Thanks Marin, Nick.
Best,
John
Nick Cox wrote:
> Martin said it; except that if you care, you might as well use a few
> thousand -reps()-.
>
> Nick
> [email protected]
>
> Martin Weiss
>
> sysuse auto, clear
> bootstrap r(lambda), reps(50) : lambda rep f
>
> John Antonakis
>
>> How does one use the bootstrap with your lamda ado file? I am not
>> following what you have suggested.
>
> Nick Cox wrote:
>
>>> -lambda- on SSC (please explain where user-written stuff you refer
> to
>>> comes from) was originally written, I think, because someone on the
> list
>>> asked how to calculate the beast. As I recall, a P-value calculation
> is
>>> problematic as well as messy, as the applicability of the theory to
>>> small samples is a matter of faith. Hence getting a bootstrap
> confidence
>>> interval and see if it straddles zero is surely the way to go. That
>>> requires no extra programs.
>>>
>>> The mention of SPSS is not decisive here. Measures of association
> like
>>> this proliferate in the literature like mushrooms in the dark and
>>> conceal as much as they reveal.
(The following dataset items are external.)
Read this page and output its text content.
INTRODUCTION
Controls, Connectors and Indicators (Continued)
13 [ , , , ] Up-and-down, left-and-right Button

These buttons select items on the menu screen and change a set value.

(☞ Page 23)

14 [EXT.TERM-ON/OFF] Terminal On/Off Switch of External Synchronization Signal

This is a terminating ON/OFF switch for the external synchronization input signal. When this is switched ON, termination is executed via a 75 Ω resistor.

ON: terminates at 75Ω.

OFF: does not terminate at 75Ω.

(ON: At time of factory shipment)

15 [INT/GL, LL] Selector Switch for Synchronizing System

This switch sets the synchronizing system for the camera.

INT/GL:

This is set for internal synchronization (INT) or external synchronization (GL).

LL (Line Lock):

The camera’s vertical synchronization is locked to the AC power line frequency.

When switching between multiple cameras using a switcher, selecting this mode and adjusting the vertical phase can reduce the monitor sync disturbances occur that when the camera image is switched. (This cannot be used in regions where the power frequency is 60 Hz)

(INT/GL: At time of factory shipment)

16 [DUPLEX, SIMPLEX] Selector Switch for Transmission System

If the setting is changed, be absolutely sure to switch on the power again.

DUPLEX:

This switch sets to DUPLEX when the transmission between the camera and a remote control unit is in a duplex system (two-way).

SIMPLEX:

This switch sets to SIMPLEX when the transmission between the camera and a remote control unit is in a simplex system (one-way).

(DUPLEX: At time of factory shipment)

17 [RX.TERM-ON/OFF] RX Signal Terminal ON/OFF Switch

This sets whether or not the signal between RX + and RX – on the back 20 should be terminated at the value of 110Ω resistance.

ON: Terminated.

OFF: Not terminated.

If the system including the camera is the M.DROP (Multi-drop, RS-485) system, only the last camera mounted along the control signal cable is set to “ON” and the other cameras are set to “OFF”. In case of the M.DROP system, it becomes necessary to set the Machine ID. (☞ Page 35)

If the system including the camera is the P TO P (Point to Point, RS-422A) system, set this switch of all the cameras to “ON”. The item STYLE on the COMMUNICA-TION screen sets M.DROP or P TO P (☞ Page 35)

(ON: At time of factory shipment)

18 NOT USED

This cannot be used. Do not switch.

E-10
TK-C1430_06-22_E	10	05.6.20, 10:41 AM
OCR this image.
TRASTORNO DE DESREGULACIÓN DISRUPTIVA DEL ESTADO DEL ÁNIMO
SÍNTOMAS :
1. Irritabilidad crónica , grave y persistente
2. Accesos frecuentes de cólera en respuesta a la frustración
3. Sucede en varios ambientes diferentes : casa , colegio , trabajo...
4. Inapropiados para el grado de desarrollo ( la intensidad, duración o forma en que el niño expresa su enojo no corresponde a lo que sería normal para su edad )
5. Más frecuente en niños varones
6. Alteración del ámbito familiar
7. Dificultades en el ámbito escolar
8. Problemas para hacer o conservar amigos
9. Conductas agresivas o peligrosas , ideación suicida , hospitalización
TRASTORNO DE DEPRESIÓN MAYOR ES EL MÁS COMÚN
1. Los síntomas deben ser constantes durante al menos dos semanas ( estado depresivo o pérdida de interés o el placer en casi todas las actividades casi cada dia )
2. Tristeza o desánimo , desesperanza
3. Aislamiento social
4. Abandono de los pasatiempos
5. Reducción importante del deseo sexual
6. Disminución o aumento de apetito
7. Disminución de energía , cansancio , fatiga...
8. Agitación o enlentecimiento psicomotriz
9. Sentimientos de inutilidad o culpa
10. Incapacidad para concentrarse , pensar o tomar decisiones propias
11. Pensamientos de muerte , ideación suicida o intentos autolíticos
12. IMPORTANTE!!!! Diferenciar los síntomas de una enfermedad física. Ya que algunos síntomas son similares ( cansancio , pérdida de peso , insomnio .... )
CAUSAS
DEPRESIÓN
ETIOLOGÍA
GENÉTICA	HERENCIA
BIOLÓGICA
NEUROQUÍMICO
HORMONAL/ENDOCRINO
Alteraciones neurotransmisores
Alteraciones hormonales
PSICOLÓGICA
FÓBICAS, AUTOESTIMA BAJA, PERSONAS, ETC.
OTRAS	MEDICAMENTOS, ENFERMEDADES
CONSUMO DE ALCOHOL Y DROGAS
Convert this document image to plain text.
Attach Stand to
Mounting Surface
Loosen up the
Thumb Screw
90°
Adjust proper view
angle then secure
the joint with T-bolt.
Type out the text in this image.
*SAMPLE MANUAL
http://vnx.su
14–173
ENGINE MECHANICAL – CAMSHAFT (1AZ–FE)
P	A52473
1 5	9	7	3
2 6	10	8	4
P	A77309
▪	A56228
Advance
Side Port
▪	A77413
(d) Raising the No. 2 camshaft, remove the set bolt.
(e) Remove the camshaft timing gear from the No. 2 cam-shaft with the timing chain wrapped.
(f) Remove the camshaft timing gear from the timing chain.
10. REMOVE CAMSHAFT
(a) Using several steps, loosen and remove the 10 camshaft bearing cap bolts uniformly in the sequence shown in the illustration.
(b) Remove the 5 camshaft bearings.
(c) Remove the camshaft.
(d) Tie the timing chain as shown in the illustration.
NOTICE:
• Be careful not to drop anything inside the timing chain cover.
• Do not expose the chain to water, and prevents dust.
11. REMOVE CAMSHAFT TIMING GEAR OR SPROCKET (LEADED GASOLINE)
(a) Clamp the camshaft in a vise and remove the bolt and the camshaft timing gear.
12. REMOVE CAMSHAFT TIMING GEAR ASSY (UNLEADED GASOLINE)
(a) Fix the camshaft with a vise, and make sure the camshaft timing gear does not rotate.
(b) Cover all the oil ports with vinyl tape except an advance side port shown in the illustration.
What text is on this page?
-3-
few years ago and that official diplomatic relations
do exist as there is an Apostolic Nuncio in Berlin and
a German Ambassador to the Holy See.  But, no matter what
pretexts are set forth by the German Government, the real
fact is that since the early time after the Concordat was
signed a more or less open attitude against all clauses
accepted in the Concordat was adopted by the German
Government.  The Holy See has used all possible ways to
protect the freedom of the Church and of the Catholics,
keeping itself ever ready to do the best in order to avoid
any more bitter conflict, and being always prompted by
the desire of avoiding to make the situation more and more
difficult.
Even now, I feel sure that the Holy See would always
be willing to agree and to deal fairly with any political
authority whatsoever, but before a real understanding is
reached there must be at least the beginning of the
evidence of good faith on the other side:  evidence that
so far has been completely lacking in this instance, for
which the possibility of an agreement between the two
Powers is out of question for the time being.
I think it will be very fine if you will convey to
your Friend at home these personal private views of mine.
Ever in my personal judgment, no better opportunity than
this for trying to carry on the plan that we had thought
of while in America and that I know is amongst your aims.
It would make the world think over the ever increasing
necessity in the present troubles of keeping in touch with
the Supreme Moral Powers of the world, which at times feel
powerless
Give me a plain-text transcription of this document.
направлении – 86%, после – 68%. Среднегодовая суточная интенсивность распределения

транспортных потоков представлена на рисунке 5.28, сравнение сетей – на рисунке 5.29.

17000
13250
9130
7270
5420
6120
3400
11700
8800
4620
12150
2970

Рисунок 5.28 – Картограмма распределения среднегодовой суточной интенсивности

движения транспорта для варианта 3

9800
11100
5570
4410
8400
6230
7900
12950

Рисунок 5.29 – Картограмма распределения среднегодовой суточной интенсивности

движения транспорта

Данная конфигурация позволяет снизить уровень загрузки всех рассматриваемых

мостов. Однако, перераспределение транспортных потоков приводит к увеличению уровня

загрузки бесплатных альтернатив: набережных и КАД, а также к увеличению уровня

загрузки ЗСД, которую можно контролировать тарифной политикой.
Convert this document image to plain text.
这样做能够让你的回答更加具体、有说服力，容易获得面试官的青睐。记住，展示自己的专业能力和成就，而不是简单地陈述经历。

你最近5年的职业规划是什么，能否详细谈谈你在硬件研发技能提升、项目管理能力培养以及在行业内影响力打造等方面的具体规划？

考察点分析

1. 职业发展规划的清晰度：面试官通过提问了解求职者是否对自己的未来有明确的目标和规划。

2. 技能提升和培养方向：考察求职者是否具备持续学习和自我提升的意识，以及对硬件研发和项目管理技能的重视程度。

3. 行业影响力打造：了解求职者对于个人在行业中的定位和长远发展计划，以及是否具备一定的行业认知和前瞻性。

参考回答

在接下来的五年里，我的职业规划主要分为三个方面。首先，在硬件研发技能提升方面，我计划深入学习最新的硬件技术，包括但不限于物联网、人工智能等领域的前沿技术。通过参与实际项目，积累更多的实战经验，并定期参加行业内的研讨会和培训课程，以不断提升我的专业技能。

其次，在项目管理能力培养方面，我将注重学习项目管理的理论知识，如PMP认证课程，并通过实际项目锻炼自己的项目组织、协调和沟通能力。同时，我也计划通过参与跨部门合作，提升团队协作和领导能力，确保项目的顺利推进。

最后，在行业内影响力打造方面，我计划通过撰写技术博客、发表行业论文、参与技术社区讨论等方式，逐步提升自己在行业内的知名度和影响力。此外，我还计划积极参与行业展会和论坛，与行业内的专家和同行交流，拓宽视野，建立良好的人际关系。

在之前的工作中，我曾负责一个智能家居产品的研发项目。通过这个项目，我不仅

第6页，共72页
StataCorp's prejudice has long been
> that
>>> it is better to think in terms of modelling commands.
>
>
> John Antonakis
>
>>> Does anyone have code for calculating lambda (nominal to nomial
>>> association) as well as the associated approximate p-value. I know
> of
>>> the lambda ado file (by Nick Cox); however, is there anything else
> out
>>> there?
>>>
>>> It is strange that STATA doesn't have this measure in the tab
>>> function--this is something that is "canned" in SPSS.